GCC 5.1.0 doesn't handle this correctly. Clang 3.6.0 and MSVC 14 RC handle it correctly.

---

All references are to working draft N4431.

Note that there is an active Core Working Group Issue regarding this behaviour - Issue 1286. The author says that the intention is to introduce standard wording to make such cases work the way you expected, that is, make the alias template equivalent to the one referenced in the type-id. There's a note from May 2015 in there, indicating that the issue is receiving attention, but it's not there yet.

---

In terms of "making it work", it's difficult to give solutions without knowing what your practical needs are, but I'd try to make Test_Templated depend on specializations of Templated, rather than the template itself, that is, declare it like

template<class T>
class Test_Templated : public Test_base { /* ... */ };

and use it like

test = new Test_Templated<Templated<int>>;
std::cout << dynamic_cast< Test_Templated<Templated<int>>* >(test) << std::endl; //ok
std::cout << dynamic_cast< Test_Templated<A::A_Templated<int>>* >(test) << std::endl; //also ok

You could wrap this by adding a level of indirection, if that helps in any way:

template<template<class> class TT, class T> using Make_Test_Templated = Test_Templated<TT<T>>;

and then use it like this:

test = new Make_Test_Templated<A::A_Templated, long>;
std::cout << dynamic_cast< Make_Test_Templated<A::A_Templated, long>* >(test) << std::endl; //ok
std::cout << dynamic_cast< Make_Test_Templated<Templated, long>* >(test) << std::endl; //also ok

Anyway, I think the key is to try to use the fact that the specializations are equivalent.

---

Alright, based on your latest update, here's a hack addressing the problem in your second code sample: change the explicit specialization B<Templated> to a partial specialization that only matches if given a template that generates the same specialization as Templated when instantiated with a certain argument (let's say int for this example).

How's that for a confusing sentence? Sorry. Here's what your code sample becomes with the above changes:

#include <iostream>
#include <type_traits>

template<class> class Templated { };
template<class T> using Templated_alias = Templated<T>;
template<class> class Templated2 { };

// Helper trait
template<template<class> class TT1, template<class> class TT2>
using is_same_template_t = typename std::is_same<TT1<int>, TT2<int>>::type;

template<template<class> class, class = std::true_type> class B;
template<template<class> class TT> class B<TT, is_same_template_t<TT, Templated>>
{
public:
   void foo(Templated<int>) { std::cout << "B<Templated>::foo\n"; }
};

int main() {
   B<Templated> b1;
   b1.foo(Templated<int>());
   b1.foo(Templated_alias<int>());
   B<Templated_alias> b2; // Works fine now, and so do the next two lines.
   b2.foo(Templated<int>());
   b2.foo(Templated_alias<int>());
   // B<Templated2> b22; // Error trying to instantiate the primary template B.
}

Note that you have to make sure is_same_template_t is only used to check templates that can be instantiated with an int argument (change int to whatever you need, of course).

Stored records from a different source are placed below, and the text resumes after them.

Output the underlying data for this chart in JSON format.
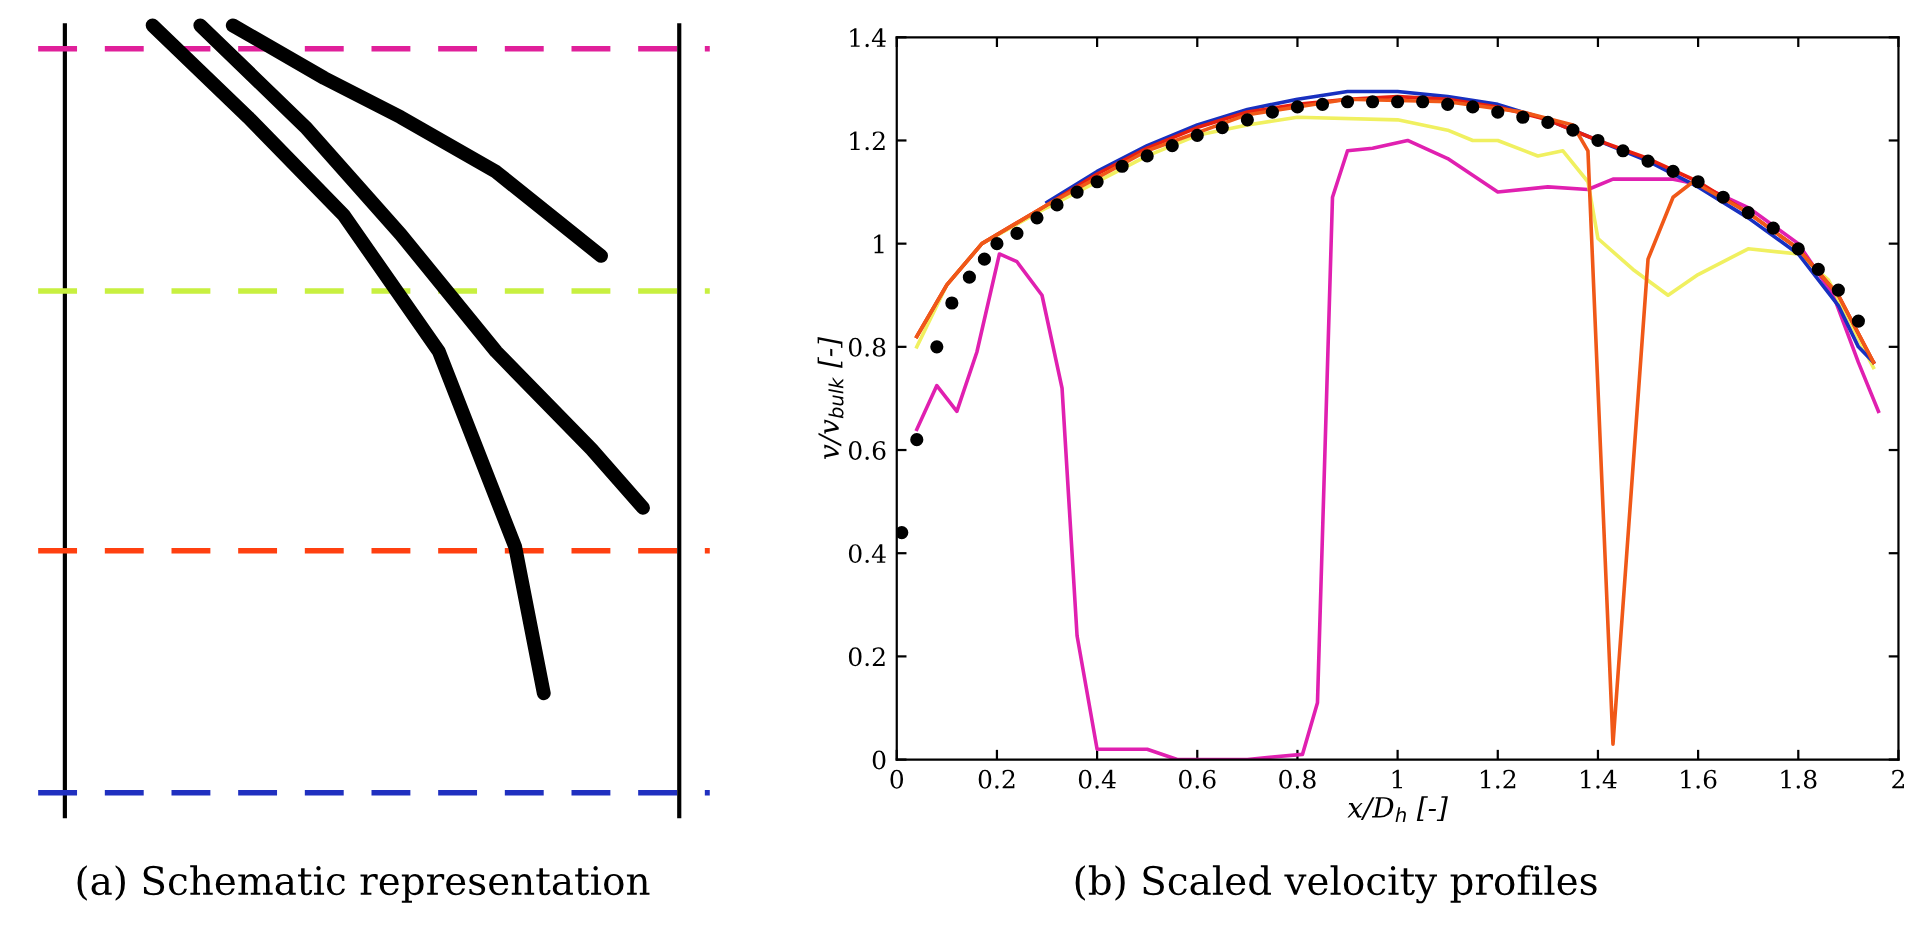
{
  "chart_data": [
    {
      "type": "other",
      "title": "(a) Schematic representation"
    },
    {
      "type": "line",
      "title": "(b) Scaled velocity profiles",
      "xlabel": "x/D$_{h}$ [-]",
      "ylabel": "v/v$_{bulk}$ [-]",
      "xlim": [
        0,
        2
      ],
      "ylim": [
        0,
        1.4
      ],
      "xticks": [
        0,
        0.2,
        0.4,
        0.6,
        0.8,
        1,
        1.2,
        1.4,
        1.6,
        1.8,
        2
      ],
      "yticks": [
        0,
        0.2,
        0.4,
        0.6,
        0.8,
        1,
        1.2,
        1.4
      ],
      "grid": false,
      "legend": false,
      "series": [
        {
          "color": "#e020b0",
          "x": [
            0.04,
            0.08,
            0.12,
            0.16,
            0.205,
            0.24,
            0.29,
            0.33,
            0.36,
            0.4,
            0.5,
            0.56,
            0.7,
            0.75,
            0.81,
            0.84,
            0.87,
            0.9,
            0.95,
            1.02,
            1.1,
            1.2,
            1.3,
            1.38,
            1.43,
            1.55,
            1.6,
            1.7,
            1.8,
            1.87,
            1.92,
            1.96
          ],
          "values": [
            0.64,
            0.725,
            0.675,
            0.79,
            0.98,
            0.965,
            0.9,
            0.72,
            0.24,
            0.02,
            0.02,
            0.0,
            0.0,
            0.005,
            0.01,
            0.11,
            1.09,
            1.18,
            1.185,
            1.2,
            1.165,
            1.1,
            1.11,
            1.105,
            1.125,
            1.125,
            1.115,
            1.07,
            1.0,
            0.9,
            0.77,
            0.675
          ]
        },
        {
          "color": "#f0f060",
          "x": [
            0.04,
            0.1,
            0.17,
            0.3,
            0.5,
            0.6,
            0.7,
            0.8,
            1.0,
            1.1,
            1.15,
            1.2,
            1.28,
            1.33,
            1.38,
            1.4,
            1.47,
            1.54,
            1.6,
            1.7,
            1.8,
            1.86,
            1.95
          ],
          "values": [
            0.8,
            0.92,
            1.0,
            1.07,
            1.17,
            1.21,
            1.23,
            1.245,
            1.24,
            1.22,
            1.2,
            1.2,
            1.17,
            1.18,
            1.12,
            1.01,
            0.95,
            0.9,
            0.94,
            0.99,
            0.98,
            0.93,
            0.76
          ]
        },
        {
          "color": "#1830c0",
          "x": [
            0.3,
            0.4,
            0.5,
            0.6,
            0.7,
            0.8,
            0.9,
            1.0,
            1.1,
            1.2,
            1.3,
            1.4,
            1.5,
            1.6,
            1.7,
            1.8,
            1.88,
            1.92,
            1.95
          ],
          "values": [
            1.08,
            1.14,
            1.19,
            1.23,
            1.26,
            1.28,
            1.295,
            1.295,
            1.285,
            1.27,
            1.24,
            1.2,
            1.16,
            1.11,
            1.05,
            0.98,
            0.88,
            0.8,
            0.77
          ]
        },
        {
          "color": "#e82010",
          "x": [
            0.04,
            0.1,
            0.17,
            0.3,
            0.4,
            0.5,
            0.6,
            0.7,
            0.8,
            0.9,
            1.0,
            1.1,
            1.2,
            1.3,
            1.4,
            1.5,
            1.6,
            1.7,
            1.8,
            1.88,
            1.95
          ],
          "values": [
            0.82,
            0.92,
            1.0,
            1.075,
            1.135,
            1.185,
            1.225,
            1.255,
            1.27,
            1.28,
            1.285,
            1.28,
            1.265,
            1.24,
            1.2,
            1.165,
            1.12,
            1.06,
            0.99,
            0.9,
            0.77
          ]
        },
        {
          "color": "#f05818",
          "x": [
            0.04,
            0.1,
            0.17,
            0.3,
            0.5,
            0.7,
            0.9,
            1.1,
            1.25,
            1.35,
            1.38,
            1.43,
            1.5,
            1.55,
            1.59,
            1.7,
            1.8,
            1.88,
            1.95
          ],
          "values": [
            0.82,
            0.92,
            1.0,
            1.075,
            1.18,
            1.25,
            1.28,
            1.275,
            1.255,
            1.23,
            1.18,
            0.03,
            0.97,
            1.09,
            1.12,
            1.06,
            0.99,
            0.9,
            0.77
          ]
        },
        {
          "type": "scatter",
          "marker": "circle",
          "color": "#000000",
          "x": [
            0.01,
            0.04,
            0.08,
            0.11,
            0.145,
            0.175,
            0.2,
            0.24,
            0.28,
            0.32,
            0.36,
            0.4,
            0.45,
            0.5,
            0.55,
            0.6,
            0.65,
            0.7,
            0.75,
            0.8,
            0.85,
            0.9,
            0.95,
            1.0,
            1.05,
            1.1,
            1.15,
            1.2,
            1.25,
            1.3,
            1.35,
            1.4,
            1.45,
            1.5,
            1.55,
            1.6,
            1.65,
            1.7,
            1.75,
            1.8,
            1.84,
            1.88,
            1.92
          ],
          "values": [
            0.44,
            0.62,
            0.8,
            0.885,
            0.935,
            0.97,
            1.0,
            1.02,
            1.05,
            1.075,
            1.1,
            1.12,
            1.15,
            1.17,
            1.19,
            1.21,
            1.225,
            1.24,
            1.255,
            1.265,
            1.27,
            1.275,
            1.275,
            1.275,
            1.275,
            1.27,
            1.265,
            1.255,
            1.245,
            1.235,
            1.22,
            1.2,
            1.18,
            1.16,
            1.14,
            1.12,
            1.09,
            1.06,
            1.03,
            0.99,
            0.95,
            0.91,
            0.85
          ]
        }
      ]
    }
  ]
}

If you want to make it more generic, you can also include the type on which the templates need to be instantiated in the trait's parameter list, like this:

template<template<class> class TT1, template<class> class TT2, class T>
using is_same_template_t = typename std::is_same<TT1<T>, TT2<T>>::type;

and use it like this:

is_same_template_t<TT, Templated, int>